FDA Approves Nivolumab Plus Ipilimumab for Advanced HCC
The Food and Drug Administration (FDA) approved the combination of nivolumab (Opdivo) plus ipilimumab (Yervoy) for the treatment of previously treated patients with advanced hepatocellular carcinoma.
The Food and Drug Administration (FDA) approved the combination of nivolumab (Opdivo) plus ipilimumab (Yervoy) for the treatment of patients with advanced hepatocellular carcinoma (HCC), who were previously treated with sorafenib (Nexavar), according to Bristol Myers Squibb, the manufacturer of the immunotherapy agents.
“HCC is an aggressive disease in need of different treatment approaches,” said Anthony B. El-Khoueiry, M.D., lead investigator and associate professor of clinical medicine and phase I program director at the Keck School of Medicine, University of Southern California (USC) and the USC Norris Comprehensive Cancer Center, in a press release.
“The overall response rate observed in the Opdivo + Yervoy cohort of the CheckMate -040 trial underscores the potential of this dual immunotherapy as a possible treatment option for patients.”
The approval was based off findings from the phase I/II, open-label, multi-cohort CheckMate-040 trial (NCT01658878), which was presented at the 2019 American Society for Clinical Oncology (ASCO) Annual Meeting. The trial investigated the immunotherapy combination for patients with or without chronic hepatitis who had advanced HCC and were naïve, intolerant to, or progressed on previous treatment with sorafenib.
Primary endpoints of CheckMate-040 were safety and tolerability, as well as objective response rate (ORR) based on investigator assessment with RECIST v1.1. At a minimum follow-up of 28 months, there was a 33% response rate, with 8% of patients having a complete response.
ORR was 35%, and complete response (CR) was 12%. 22% of patients had partial responses.
Secondary endpoints of the trial were disease control rate, duration of response, overall survival, time to response, time to progression, and progression-free survival (PFS). Duration of responses ranged from 4.6 to over 30.5 months, and the majority of responses (88%) lasted at least 6 months. More than half (56%) lasted 12 months or longer, and 31% lasted at least 24 months.

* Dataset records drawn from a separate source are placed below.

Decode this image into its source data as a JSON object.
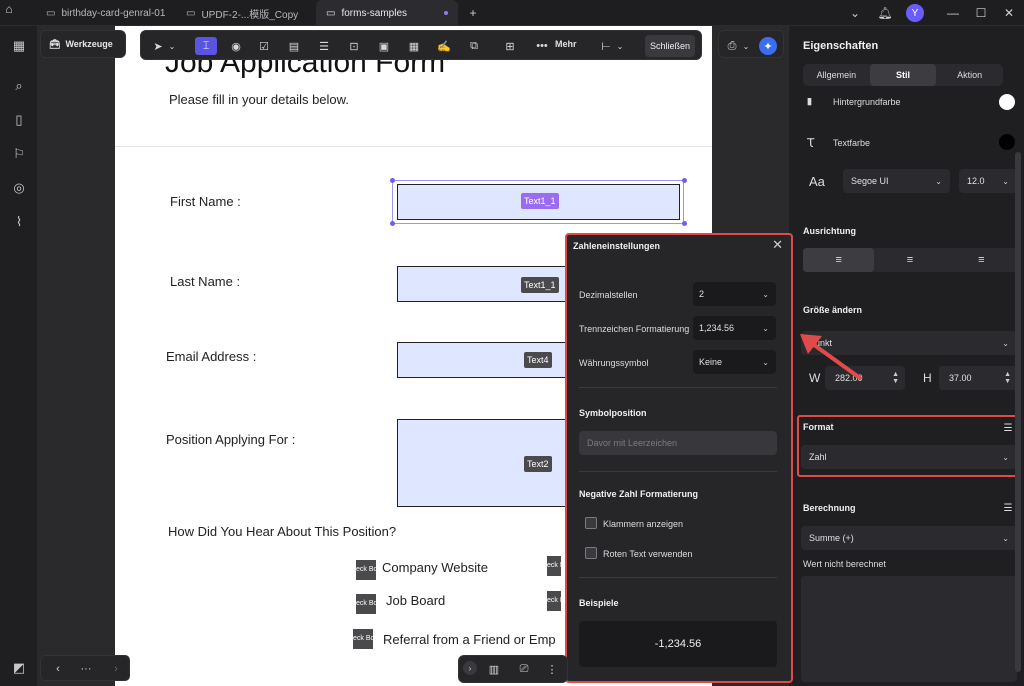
{
  "tabs": [
    {
      "label": "birthday-card-genral-01"
    },
    {
      "label": "UPDF-2-...模版_Copy"
    },
    {
      "label": "forms-samples"
    }
  ],
  "window": {
    "avatar_letter": "Y"
  },
  "toolbar": {
    "werkzeuge_label": "Werkzeuge",
    "mehr_label": "Mehr",
    "close_label": "Schließen"
  },
  "form": {
    "title": "Job Application Form",
    "subtitle": "Please fill in your details below.",
    "fields": [
      {
        "label": "First Name :",
        "tag": "Text1_1"
      },
      {
        "label": "Last Name :",
        "tag": "Text1_1"
      },
      {
        "label": "Email Address :",
        "tag": "Text4"
      },
      {
        "label": "Position Applying For :",
        "tag": "Text2"
      }
    ],
    "question": "How Did You Hear About This Position?",
    "checkbox_tag": "eck Bo",
    "options": [
      "Company Website",
      "Job Board",
      "Referral from a Friend or Emp"
    ]
  },
  "popup": {
    "title": "Zahleneinstellungen",
    "decimals_label": "Dezimalstellen",
    "decimals_value": "2",
    "separator_label": "Trennzeichen Formatierung",
    "separator_value": "1,234.56",
    "currency_label": "Währungssymbol",
    "currency_value": "Keine",
    "symbol_position_title": "Symbolposition",
    "symbol_position_value": "Davor mit Leerzeichen",
    "negative_title": "Negative Zahl Formatierung",
    "brackets_label": "Klammern anzeigen",
    "red_text_label": "Roten Text verwenden",
    "examples_title": "Beispiele",
    "example_value": "-1,234.56"
  },
  "panel": {
    "title": "Eigenschaften",
    "tabs": [
      "Allgemein",
      "Stil",
      "Aktion"
    ],
    "background_label": "Hintergrundfarbe",
    "text_color_label": "Textfarbe",
    "font_value": "Segoe UI",
    "font_size_value": "12.0",
    "alignment_title": "Ausrichtung",
    "resize_title": "Größe ändern",
    "unit_value": "Punkt",
    "w_label": "W",
    "w_value": "282.00",
    "h_label": "H",
    "h_value": "37.00",
    "format_title": "Format",
    "format_value": "Zahl",
    "calc_title": "Berechnung",
    "calc_value": "Summe (+)",
    "calc_note": "Wert nicht berechnet",
    "text_color_swatch": "#000000",
    "bg_color_swatch": "#ffffff",
    "accent": "#5a55e0",
    "highlight": "#e24a4a"
  }
}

“The incidence of liver cancer is rising in the United States, and HCC is the most common and aggressive form of the disease,” said Andrea Wilson, president and founder, Blue Faery: The Adrienne Wilson Liver Cancer Association, in a statement. “Today’s approval provides a new option for patients with HCC previously treated with sorafenib, giving the community more hope.”
A total of 59% of patients given the immunotherapy combination had serious adverse events (AEs), with 29% discontinuing treatment and 65% delating treatment. Serious AEs reported in at least 4% of patients included: pyrexia, diarrhea, anemia, increase AST, adrenal insufficiency, ascites, esophageal varices hemorrhage, hyponatremia, increased blood bilirubin, and pneumonitis.
Common AEs (occurring in more than 20% of patients) included: rash, pruiritus, musculoskeletal pain, cough, decreased appetite, fatigue, pyrexia, abdominal pain, nausea, dizziness, hypothyroidism, and decreased weight.
“We recognize there is a critical need to provide patients with aggressive forms of cancer, like HCC, new treatment options that may offer clinically meaningful and ultimately durable responses,” said Adam Lenkowsky, general manager and head, U.S., Oncology, Immunology, Cardiovascular, Bristol Myers Squibb. “Today’s announcement builds on our legacy in pioneering immunotherapy treatments and is an important step in our commitment to transforming patients’ lives through science.”